Years of continuing growth in the number of registered nurses in the NHS has come to an end with the workforce now beginning to shrink, official figures show.
However, while there has been a pronounced fall in number of overall nurses employed, the healthcare assistant workforce continues to increase – fuelling existing fears that the nursing skill mix is becoming diluted.
The data from the latest NHS Workforce Census, published last week, showed the service employed 335,357 whole time equivalent nurses on September 30 last year, 650 less than 12 months earlier.
Although still higher than the 2008 total, it is the first year-on-year fall in more than a decade.
The reduction in registered staff is largely the result of a drop of 414 in the number of WTE practice nurses, which fell to 13,167 – continuing a downward trend that began in 2006 – and in bank staff, which dropped by 2,487 to 13,051.
Growth in the number of HCAs continued, but is slowing, the figures show. The 43,212 WTE staff employed in 2010 represented an increase of 881 on 2009.
James Buchan, professor of health sciences at Queen Margaret University, Edinburgh, said: “The tailing off of growth of NHS registered nurses, while expected, is the end of a long period of growth.”
He highlighted that the data did not distinguish between different grades of HCA, giving little indication of how fast growth in higher band assistant practitioners was. “They are likely to be management’s favoured skill mix solution over the next few cash constrained years,” he told Nursing Times.

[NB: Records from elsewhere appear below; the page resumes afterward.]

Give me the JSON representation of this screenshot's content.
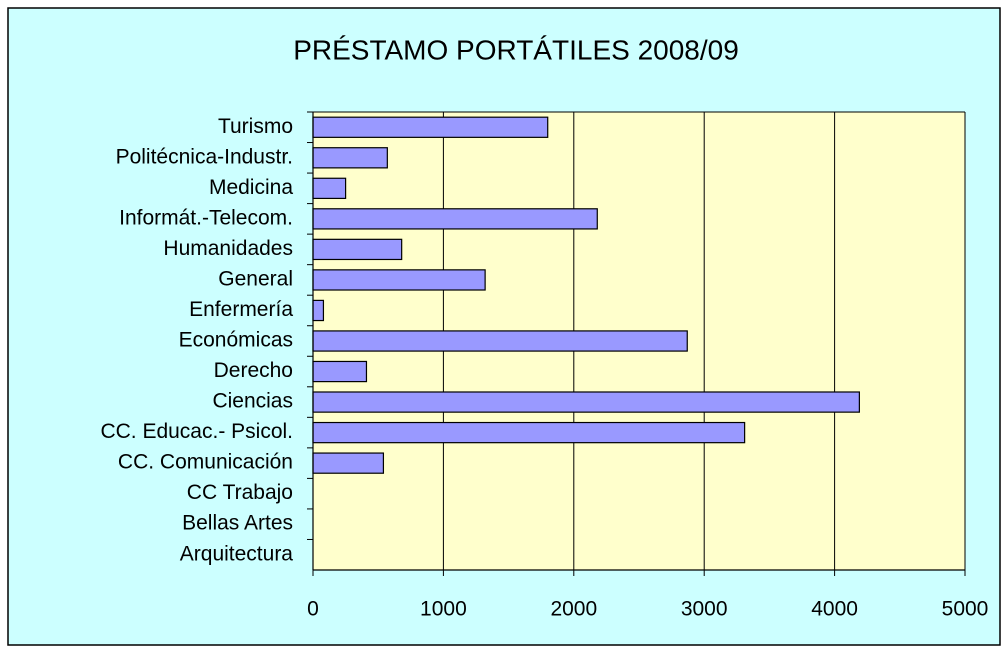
{
  "chart_data": {
    "type": "bar",
    "orientation": "horizontal",
    "title": "PRÉSTAMO PORTÁTILES 2008/09",
    "categories": [
      "Turismo",
      "Politécnica-Industr.",
      "Medicina",
      "Informát.-Telecom.",
      "Humanidades",
      "General",
      "Enfermería",
      "Económicas",
      "Derecho",
      "Ciencias",
      "CC. Educac.- Psicol.",
      "CC. Comunicación",
      "CC Trabajo",
      "Bellas Artes",
      "Arquitectura"
    ],
    "values": [
      1800,
      570,
      250,
      2180,
      680,
      1320,
      80,
      2870,
      410,
      4190,
      3310,
      540,
      0,
      0,
      0
    ],
    "color": "#9999ff",
    "xlim": [
      0,
      5000
    ],
    "xticks": [
      0,
      1000,
      2000,
      3000,
      4000,
      5000
    ],
    "grid": true
  }
}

Speaking on the drop in practice nurses, Royal College of Nursing primary care advisor Lynn Young said: “I don’t think this is as simple as GPs being greedy and not employing nurses. I know there are many GPs, particularly in London and the South East, who wanted to recruit practice nurses and can’t get them.”
She added: “We do have an increasing skill mix in general practice – we’re seeing an increase in healthcare assistants being brought in.”